In the Kansas City district, which includes Central Missouri, only around 10 percent of the levees are federal levees, and most of those are in the St. Joseph and Kansas City areas. Those federal levees are being improved right now as part of a multi-million dollar project because many were older levees where seepage became an issue in 2019.
The levees along the river in Central Missouri are classified as non-federal levee systems, meaning they are in the Corps program but not typically built by the Corps.
For these systems, the federal government pays 80 percent of repair costs, and levee districts pay the remaining 20 percent. The levee district may provide some or all of its percentage by in-kind work as part of an agreement with the Corps.
Most of the Central Missouri levees primarily protect farmland.

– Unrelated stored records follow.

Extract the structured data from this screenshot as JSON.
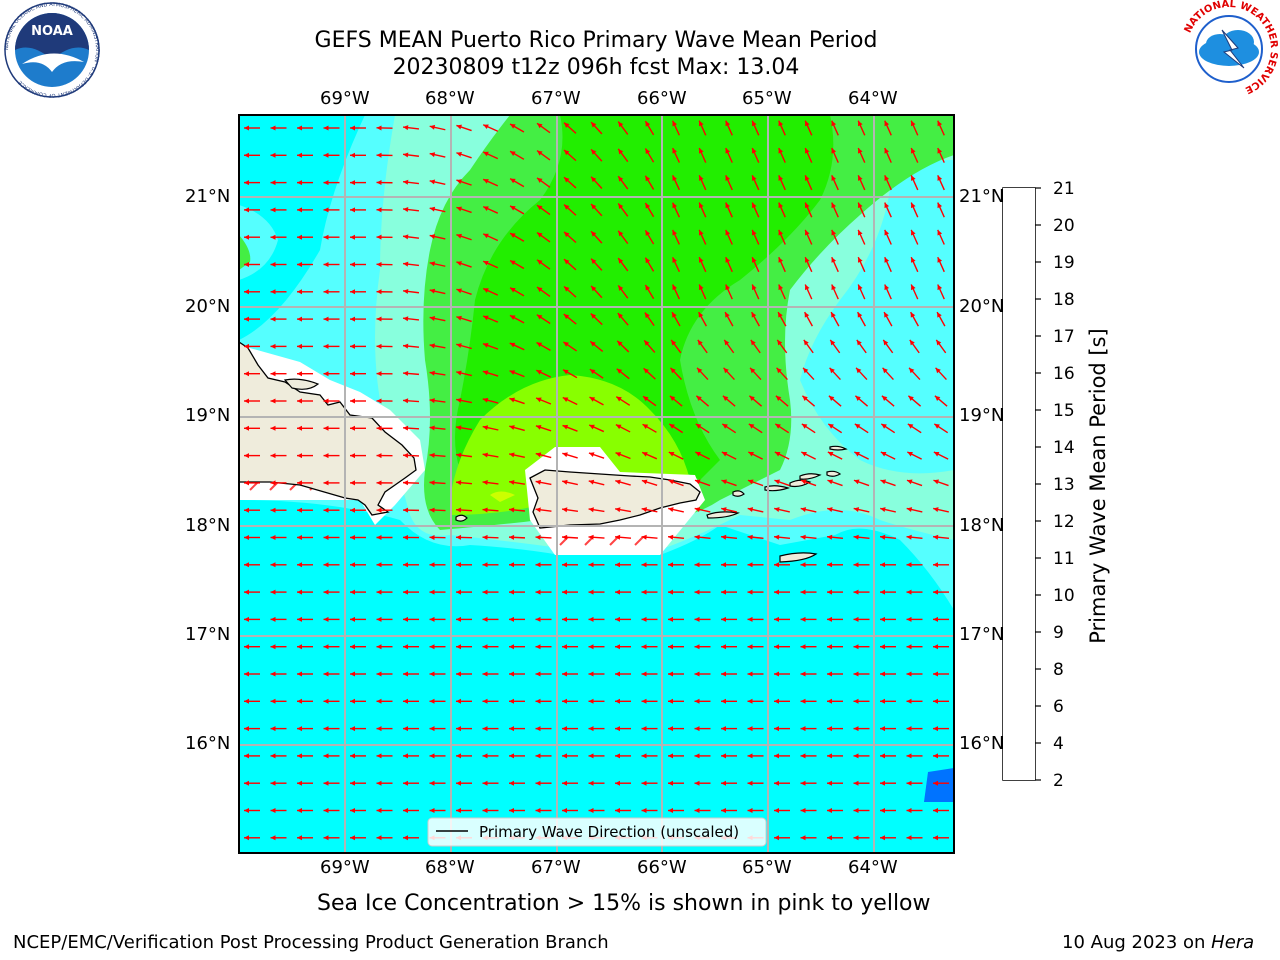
{
  "title": {
    "line1": "GEFS MEAN Puerto Rico Primary Wave Mean Period",
    "line2": "20230809 t12z 096h fcst   Max: 13.04"
  },
  "logos": {
    "left": {
      "name": "noaa-logo",
      "text": "NOAA",
      "ring_text": "NATIONAL OCEANIC AND ATMOSPHERIC ADMINISTRATION · U.S. DEPARTMENT OF COMMERCE"
    },
    "right": {
      "name": "nws-logo",
      "ring_text": "NATIONAL WEATHER SERVICE"
    }
  },
  "map": {
    "lon_labels": [
      "69°W",
      "68°W",
      "67°W",
      "66°W",
      "65°W",
      "64°W"
    ],
    "lat_labels": [
      "21°N",
      "20°N",
      "19°N",
      "18°N",
      "17°N",
      "16°N"
    ],
    "legend_label": "Primary Wave Direction (unscaled)",
    "arrow_color": "#ff0000",
    "land_color": "#efecdc",
    "lon_range": [
      -70.0,
      -63.25
    ],
    "lat_range": [
      15.0,
      21.75
    ]
  },
  "colorbar": {
    "label": "Primary Wave Mean Period [s]",
    "ticks": [
      "2",
      "4",
      "6",
      "8",
      "9",
      "10",
      "11",
      "12",
      "13",
      "14",
      "15",
      "16",
      "17",
      "18",
      "19",
      "20",
      "21"
    ],
    "colors": [
      "#0000ff",
      "#0073ff",
      "#00ffff",
      "#55ffff",
      "#88ffdd",
      "#44ee44",
      "#22ee00",
      "#88ff00",
      "#ccff00",
      "#eeff00",
      "#ffff00",
      "#ffcc00",
      "#ff9900",
      "#ff6600",
      "#ff3300",
      "#ff0000"
    ]
  },
  "footnote": "Sea Ice Concentration > 15% is shown in pink to yellow",
  "footer": {
    "left": "NCEP/EMC/Verification Post Processing Product Generation Branch",
    "right_date": "10 Aug 2023 on ",
    "right_machine": "Hera"
  }
}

"People need to remember that what caused the 2019 flood was really bad weather at the wrong time," Malone said. "We had torrential rains on top of snow on top of frozen ground," he said. "With the volume that came down at one time and kept coming down, it would have taken levees that would have been massive in size to prevent flooding in that scenario."
'It's a complex problem'
Roger Fisher, chairman of the Heartland Port Authority Board and who also serves as Callaway County Western District commissioner, said Atchison County is using a "common sense approach" by creating a wider area for water to flow through.
"In my opinion, and everyone has one, it's not 'rocket science,'" Fischer said. "It will require a planning process including a feasibility study to get the numbers that lead us to the right decisions of where or how high our levees need to be.
"Consider it like a roof gutter, a 4-inch wide gutter will not hold as much as a 5- or 6-inch gutter," he added. "It holds true for the river. By widening the width, it would allow more 'volume of water' to flow down the river, thereby reducing the elevation of the water before it overflows."
Fisher said he is hoping to meet with officials in the next few weeks to talk about flood-control plans.
"There's no levee districts in this area that I'm aware of that have or are looking to do what the folks in Atchison County have done," Fisher said. "Farmers probably wouldn't want to give up the property that would be needed to do what was done in Atchison County.
"We have a lot of jobs at businesses along the river that are at risk of flooding such as ABB and the Jefferson City airport. It is also vital that what we design would prevent losing our only northern access to Jefferson City — the U.S. 54/63 corridor."
Malone added: "In the end, it takes a coordinated effort to make improvements on the river. It's a complex problem, and we've never said improvements can't be made. But deciding what improvements can be made and how they will affect the next person down the river is what we have to keep in mind."